Alice Where Art Thou? by Cadell Elizabeth

Alice Where Art Thou? by Cadell Elizabeth

Author:Cadell, Elizabeth [Cadell, Elizabeth]
Language: eng
Format: azw3
Publisher: The Friendly Air Publishing
Published: 2016-11-11T16:00:00+00:00


Chapter 5

I don’t know what I looked like when I had grasped the significance of what Fergus had said.

I don’t even know how long it was that he stood there, or how long the others waited for my reaction. I was staring at a mental picture of myself lying on the floor of the bedroom, keeping very quiet so that Mr. Flower would not know that I was there. Mr. Flower . . .

“Don’t take it like that, Denny,” I heard Chess saying gently. “Maybe he’s ... I mean, he couldn’t have been too happy, could he, pushed around by his wife . . .”

Her words of consolation trailed away. Life with Mrs. Flower was a better thing than a knife in the back.

“I didn’t know you liked him so much,” Marya said, watching my face.

“I . . . When did you hear?” I asked them.

“Fergus was here in the flat, waiting for us,” said Marya. “Mrs. Flower let him have a key, because he wanted to be here when we came home; he wanted to tell us the news quietly, instead of letting other people tell us.”

“It was in the papers on Saturday,” Fergus said. “I felt pretty sure that none of you would see it; that is, I didn’t think you’d be reading the kind of paper that made it front page news. I saw it on a poster when I was out on Saturday morning, and I bought a paper and read about it. It didn’t say much: Mrs. Flower had been expecting him at the coffee bar, and he didn’t turn up. She sent someone round; the kitchen door wasn’t locked, and . . .”
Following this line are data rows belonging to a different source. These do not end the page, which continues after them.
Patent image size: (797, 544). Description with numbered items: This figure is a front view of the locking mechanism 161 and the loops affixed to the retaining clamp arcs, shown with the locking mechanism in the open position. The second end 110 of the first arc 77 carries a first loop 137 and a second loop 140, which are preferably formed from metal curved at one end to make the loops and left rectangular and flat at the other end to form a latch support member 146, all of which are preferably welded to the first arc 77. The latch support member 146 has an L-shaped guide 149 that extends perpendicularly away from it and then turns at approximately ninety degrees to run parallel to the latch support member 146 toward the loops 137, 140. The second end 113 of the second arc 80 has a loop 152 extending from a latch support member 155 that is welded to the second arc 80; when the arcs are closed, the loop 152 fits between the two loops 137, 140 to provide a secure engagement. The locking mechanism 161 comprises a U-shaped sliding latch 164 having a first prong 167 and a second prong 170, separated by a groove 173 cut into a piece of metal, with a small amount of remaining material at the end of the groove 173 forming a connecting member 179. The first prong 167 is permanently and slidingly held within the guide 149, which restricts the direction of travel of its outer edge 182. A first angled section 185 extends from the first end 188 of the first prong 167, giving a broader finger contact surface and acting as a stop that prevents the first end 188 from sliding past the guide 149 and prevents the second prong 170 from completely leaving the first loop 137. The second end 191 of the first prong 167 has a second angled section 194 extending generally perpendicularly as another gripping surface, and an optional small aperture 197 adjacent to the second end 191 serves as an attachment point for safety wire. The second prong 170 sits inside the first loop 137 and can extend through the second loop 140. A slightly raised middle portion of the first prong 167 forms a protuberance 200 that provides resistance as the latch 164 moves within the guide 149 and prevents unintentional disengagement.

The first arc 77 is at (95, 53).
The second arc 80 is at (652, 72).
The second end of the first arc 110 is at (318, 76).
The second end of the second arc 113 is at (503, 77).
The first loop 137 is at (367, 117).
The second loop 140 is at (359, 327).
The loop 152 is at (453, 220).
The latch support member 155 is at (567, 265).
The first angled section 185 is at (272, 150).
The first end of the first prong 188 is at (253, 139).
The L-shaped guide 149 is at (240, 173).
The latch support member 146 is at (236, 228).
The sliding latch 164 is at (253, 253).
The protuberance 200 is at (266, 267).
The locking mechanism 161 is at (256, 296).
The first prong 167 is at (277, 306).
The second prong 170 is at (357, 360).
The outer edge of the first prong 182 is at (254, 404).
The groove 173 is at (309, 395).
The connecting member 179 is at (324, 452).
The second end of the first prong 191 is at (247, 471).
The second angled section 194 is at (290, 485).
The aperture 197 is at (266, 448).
Chess and Marya, I learned, on coming home earlier, had noticed nothing unusual about the house—except a policeman who seemed to be strolling aimlessly to and fro. But ten minutes after their arrival, a police officer had called and questioned them.

“All he wanted to know,” Chess said, “is where we all were on Friday afternoon. I told him. I said we’d all been at work until about five; then we’d all met at the station and gone down to stay with my mother and father. The Inspector, or whoever he was, thanked us and said he wouldn’t bother us again; he’d talked to the people in the middle flat and found they’d left the house early on Friday afternoon and gone down to the country.”

“Yes, I—”

I stopped. I had begun to say that I had seen them from the top of the bus—and then I remembered. Remembered that once I revealed that fact, I would be revealing everything: my free afternoon, which I had forgotten to mention to Chess and Marya; my presence in the flat. Even if I said nothing of Mr. Flower’s having been there too, it was more than likely that his wife, who had always made a point of knowing where he was and what he was doing, would remember that he had said something about fixing a washer.